The fragility of herd immunity

Trouble in the Madrid region is brewing again, even though earlier seroprevalance had clocked in at about 20 percent:

Good for New York of course, here is a thread discussing the comparison, to me the conclusions seem premature.  The important point in any case is that Covid-protected time periods need not last forever, and you can end up in multiple rounds of “let it rip.”  As far as I know, this is the first established case of a major “second wave” in a previously hard-hit area.

The good news is that Madrid cases seem to have peaked, and furthermore the death rate is much lower the second time around, the latter being one good reason for postponing cases into later time periods rather than taking them all up front.

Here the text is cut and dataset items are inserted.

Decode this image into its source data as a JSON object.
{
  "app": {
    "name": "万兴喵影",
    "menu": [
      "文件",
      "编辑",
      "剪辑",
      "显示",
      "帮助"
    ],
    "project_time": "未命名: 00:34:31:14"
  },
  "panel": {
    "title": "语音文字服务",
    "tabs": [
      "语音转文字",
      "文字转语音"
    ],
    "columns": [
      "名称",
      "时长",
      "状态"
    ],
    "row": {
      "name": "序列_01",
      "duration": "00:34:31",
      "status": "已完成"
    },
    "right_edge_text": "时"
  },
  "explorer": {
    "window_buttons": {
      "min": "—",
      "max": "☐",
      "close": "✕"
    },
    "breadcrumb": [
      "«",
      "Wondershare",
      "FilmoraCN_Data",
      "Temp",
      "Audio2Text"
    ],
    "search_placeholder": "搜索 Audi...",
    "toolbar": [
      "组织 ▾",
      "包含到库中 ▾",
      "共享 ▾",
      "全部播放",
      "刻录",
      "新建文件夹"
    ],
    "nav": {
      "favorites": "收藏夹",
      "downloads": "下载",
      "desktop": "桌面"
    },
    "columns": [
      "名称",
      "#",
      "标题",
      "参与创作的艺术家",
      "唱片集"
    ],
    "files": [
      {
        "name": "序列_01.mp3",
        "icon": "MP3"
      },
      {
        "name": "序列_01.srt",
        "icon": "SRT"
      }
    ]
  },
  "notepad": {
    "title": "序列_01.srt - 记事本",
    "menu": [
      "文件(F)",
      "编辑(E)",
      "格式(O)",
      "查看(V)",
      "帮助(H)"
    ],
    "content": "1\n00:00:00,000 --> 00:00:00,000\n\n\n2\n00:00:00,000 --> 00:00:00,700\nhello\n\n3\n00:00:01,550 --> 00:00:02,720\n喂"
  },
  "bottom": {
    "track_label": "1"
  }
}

Note also that England has had months of open pubs, and a very quiet situation, but now cases there are doubling every six to seven days (FT).  Don’t switch back to talk of deaths!  The “simple” theory of herd immunity is surprised to see that new trend in cases.  What I call semi-herd immunity suggests a high degree of protection for the current configuration of social relations, after some point.  As those social relations change, some of that temporary herd immunity dissolves, as new infecting connections are being created and new superspreaders arise and do their thing.  But that takes a while, possibly months.

The herd immunity theorists downplay the possible temporariness of the equilibrium they pinpoint.  They instead prefer to focus on the (correct) point that most of the mainstream approaches did not forecast the collapse in deaths and hospitalizations found in England, Sweden, New York, and now parts of the American South.  In reality, you need to put both sides of the picture together, and grasp both the insights and limitations of the herd immunity theorists.

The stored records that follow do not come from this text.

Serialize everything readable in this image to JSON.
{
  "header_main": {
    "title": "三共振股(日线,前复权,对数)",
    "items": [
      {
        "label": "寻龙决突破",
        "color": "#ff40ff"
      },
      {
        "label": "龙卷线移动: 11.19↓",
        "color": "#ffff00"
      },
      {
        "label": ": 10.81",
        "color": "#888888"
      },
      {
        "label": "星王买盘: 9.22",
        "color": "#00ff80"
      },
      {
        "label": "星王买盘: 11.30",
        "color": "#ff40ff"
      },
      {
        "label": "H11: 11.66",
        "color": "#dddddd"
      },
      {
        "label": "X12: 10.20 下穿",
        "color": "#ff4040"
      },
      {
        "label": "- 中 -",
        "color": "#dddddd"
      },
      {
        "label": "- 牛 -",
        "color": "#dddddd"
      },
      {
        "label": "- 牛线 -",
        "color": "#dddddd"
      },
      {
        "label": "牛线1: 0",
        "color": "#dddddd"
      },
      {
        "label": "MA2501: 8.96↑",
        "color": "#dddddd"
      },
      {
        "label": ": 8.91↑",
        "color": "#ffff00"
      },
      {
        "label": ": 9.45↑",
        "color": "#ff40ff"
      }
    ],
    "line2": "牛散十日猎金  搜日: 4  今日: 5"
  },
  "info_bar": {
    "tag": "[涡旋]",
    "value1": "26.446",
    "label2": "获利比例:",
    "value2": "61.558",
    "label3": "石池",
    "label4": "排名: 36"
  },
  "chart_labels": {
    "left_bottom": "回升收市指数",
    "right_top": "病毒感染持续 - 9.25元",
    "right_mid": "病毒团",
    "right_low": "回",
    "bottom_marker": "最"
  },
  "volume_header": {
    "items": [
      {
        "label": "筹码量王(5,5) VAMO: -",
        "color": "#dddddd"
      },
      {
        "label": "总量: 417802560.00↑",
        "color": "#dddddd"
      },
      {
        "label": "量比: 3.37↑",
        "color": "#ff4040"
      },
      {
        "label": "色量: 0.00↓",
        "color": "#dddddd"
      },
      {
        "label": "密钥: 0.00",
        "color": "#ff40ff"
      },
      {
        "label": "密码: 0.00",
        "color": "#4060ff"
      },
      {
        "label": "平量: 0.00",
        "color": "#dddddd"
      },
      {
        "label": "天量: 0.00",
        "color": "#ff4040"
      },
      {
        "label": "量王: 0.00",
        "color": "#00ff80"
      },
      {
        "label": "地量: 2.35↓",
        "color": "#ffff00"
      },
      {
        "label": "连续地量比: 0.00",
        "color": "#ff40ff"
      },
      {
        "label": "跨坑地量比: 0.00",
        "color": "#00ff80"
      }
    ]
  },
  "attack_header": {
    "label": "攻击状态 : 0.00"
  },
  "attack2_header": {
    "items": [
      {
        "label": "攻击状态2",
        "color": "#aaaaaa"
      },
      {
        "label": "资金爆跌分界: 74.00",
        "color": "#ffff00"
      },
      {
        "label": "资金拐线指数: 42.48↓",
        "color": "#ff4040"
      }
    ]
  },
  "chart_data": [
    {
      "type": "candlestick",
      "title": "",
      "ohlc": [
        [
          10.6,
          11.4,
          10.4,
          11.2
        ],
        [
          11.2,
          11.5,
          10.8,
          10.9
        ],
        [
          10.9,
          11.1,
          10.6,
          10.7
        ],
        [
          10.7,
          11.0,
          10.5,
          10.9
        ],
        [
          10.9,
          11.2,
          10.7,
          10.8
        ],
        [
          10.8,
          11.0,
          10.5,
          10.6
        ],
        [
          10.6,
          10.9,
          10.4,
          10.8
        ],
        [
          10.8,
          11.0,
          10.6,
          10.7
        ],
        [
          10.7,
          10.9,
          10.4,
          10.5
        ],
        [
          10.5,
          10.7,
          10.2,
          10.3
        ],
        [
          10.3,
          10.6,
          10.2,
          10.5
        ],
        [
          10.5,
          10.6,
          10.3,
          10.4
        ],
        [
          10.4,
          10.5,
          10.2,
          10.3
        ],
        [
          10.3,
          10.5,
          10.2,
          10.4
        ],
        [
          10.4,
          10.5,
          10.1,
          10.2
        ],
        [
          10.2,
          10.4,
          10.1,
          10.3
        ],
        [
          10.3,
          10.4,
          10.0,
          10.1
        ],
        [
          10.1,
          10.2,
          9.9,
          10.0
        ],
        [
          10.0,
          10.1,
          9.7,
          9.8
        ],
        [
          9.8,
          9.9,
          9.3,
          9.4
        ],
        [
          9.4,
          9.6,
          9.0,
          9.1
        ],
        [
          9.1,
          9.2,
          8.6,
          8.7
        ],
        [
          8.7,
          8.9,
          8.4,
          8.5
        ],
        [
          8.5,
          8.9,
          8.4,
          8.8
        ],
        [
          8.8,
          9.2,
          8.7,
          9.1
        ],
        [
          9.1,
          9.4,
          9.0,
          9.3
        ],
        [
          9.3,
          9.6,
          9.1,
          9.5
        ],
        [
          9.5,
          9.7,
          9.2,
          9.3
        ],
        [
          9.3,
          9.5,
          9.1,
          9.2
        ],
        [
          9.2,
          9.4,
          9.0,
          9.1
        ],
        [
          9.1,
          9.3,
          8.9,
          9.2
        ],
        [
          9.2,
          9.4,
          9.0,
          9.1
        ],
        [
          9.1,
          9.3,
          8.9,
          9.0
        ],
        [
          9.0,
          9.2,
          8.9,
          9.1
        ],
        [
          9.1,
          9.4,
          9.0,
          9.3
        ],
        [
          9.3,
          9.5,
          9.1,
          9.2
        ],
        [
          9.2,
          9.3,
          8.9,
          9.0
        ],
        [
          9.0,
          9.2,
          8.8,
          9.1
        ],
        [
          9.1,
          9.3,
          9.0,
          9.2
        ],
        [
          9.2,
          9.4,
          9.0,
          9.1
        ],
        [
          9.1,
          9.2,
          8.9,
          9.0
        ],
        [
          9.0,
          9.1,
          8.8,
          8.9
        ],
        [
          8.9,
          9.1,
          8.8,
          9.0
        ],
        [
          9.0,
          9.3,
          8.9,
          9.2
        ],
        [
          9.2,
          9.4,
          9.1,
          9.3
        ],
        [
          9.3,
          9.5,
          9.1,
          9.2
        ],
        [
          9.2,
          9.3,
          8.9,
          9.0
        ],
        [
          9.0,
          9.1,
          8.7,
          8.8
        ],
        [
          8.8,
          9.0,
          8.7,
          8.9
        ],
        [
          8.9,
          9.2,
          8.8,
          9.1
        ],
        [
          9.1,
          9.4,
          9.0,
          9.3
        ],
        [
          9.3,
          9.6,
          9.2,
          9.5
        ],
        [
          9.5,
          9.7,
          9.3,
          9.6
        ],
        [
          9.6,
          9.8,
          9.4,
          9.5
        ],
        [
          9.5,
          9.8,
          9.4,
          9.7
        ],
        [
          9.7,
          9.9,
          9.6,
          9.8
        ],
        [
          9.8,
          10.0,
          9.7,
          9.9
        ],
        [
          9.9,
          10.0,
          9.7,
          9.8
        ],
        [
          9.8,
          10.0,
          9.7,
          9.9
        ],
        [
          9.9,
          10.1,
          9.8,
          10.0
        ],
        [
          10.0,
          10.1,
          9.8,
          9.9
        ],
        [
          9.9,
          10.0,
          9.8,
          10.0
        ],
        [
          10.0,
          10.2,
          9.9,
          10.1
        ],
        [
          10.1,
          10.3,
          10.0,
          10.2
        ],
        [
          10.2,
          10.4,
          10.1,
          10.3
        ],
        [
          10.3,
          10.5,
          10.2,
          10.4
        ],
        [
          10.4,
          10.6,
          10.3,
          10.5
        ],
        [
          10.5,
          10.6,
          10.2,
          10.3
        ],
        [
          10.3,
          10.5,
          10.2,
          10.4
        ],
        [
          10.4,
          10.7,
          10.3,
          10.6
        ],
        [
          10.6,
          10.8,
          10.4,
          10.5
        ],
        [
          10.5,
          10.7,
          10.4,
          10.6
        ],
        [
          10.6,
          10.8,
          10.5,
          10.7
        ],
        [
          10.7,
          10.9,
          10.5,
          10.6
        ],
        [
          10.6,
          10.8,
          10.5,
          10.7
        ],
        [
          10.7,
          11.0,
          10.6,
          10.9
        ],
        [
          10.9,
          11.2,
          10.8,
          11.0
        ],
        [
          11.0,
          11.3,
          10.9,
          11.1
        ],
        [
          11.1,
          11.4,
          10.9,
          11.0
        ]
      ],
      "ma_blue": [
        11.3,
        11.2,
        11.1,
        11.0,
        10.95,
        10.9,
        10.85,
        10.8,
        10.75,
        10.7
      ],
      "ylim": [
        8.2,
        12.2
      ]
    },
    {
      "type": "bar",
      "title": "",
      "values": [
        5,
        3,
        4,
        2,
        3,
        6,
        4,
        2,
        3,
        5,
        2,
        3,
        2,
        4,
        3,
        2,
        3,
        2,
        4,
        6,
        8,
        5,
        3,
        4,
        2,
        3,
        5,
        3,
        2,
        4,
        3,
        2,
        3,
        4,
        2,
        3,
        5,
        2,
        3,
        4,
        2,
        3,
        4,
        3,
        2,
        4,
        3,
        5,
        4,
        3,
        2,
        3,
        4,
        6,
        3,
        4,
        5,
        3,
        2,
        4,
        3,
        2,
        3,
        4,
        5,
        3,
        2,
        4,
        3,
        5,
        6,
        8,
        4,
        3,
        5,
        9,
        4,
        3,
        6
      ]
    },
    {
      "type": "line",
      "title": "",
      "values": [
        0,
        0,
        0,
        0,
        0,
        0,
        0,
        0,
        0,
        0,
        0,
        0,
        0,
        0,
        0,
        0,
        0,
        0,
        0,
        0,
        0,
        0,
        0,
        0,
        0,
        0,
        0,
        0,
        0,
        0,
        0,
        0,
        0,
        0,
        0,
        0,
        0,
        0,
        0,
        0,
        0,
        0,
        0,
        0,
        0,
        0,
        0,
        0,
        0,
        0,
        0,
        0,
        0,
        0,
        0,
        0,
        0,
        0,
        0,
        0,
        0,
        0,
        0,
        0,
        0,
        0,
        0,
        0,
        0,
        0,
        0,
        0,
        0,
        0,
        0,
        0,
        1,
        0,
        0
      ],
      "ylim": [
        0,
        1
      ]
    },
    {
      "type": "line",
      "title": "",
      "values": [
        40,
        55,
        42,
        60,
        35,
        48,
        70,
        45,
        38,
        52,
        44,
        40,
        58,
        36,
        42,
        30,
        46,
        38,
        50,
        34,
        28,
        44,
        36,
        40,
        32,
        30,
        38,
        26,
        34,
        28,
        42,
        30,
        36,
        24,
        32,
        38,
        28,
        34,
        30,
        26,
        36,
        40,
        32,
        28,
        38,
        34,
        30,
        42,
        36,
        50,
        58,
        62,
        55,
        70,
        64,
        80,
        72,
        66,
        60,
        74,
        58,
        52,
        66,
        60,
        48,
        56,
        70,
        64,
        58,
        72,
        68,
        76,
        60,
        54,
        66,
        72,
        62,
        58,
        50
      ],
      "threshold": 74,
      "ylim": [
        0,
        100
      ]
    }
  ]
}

So herd immunity does seem to be fragile, and if other developments (treatment, antivirals, steroids, masks and thus lower dosage)  lower death rates, bravo, but case behavior still moves against the simple herd immunity theory, at least in Madrid.  How fragile we still do not know, and I readily grant and indeed would emphasize that Madrid is the only major counterexample to date.  Appreciate the limits of knowledge!

If you listen to Ivor Cummins, a darling of the herd immunity theorists, he doesn’t seem to grasp these problems of possible temporariness (he loves to switch to talk of deaths at just the wrong time), but rather treats herd immunity as “it’s over,” with a few vague qualifiers tossed in at the very end.  We will see.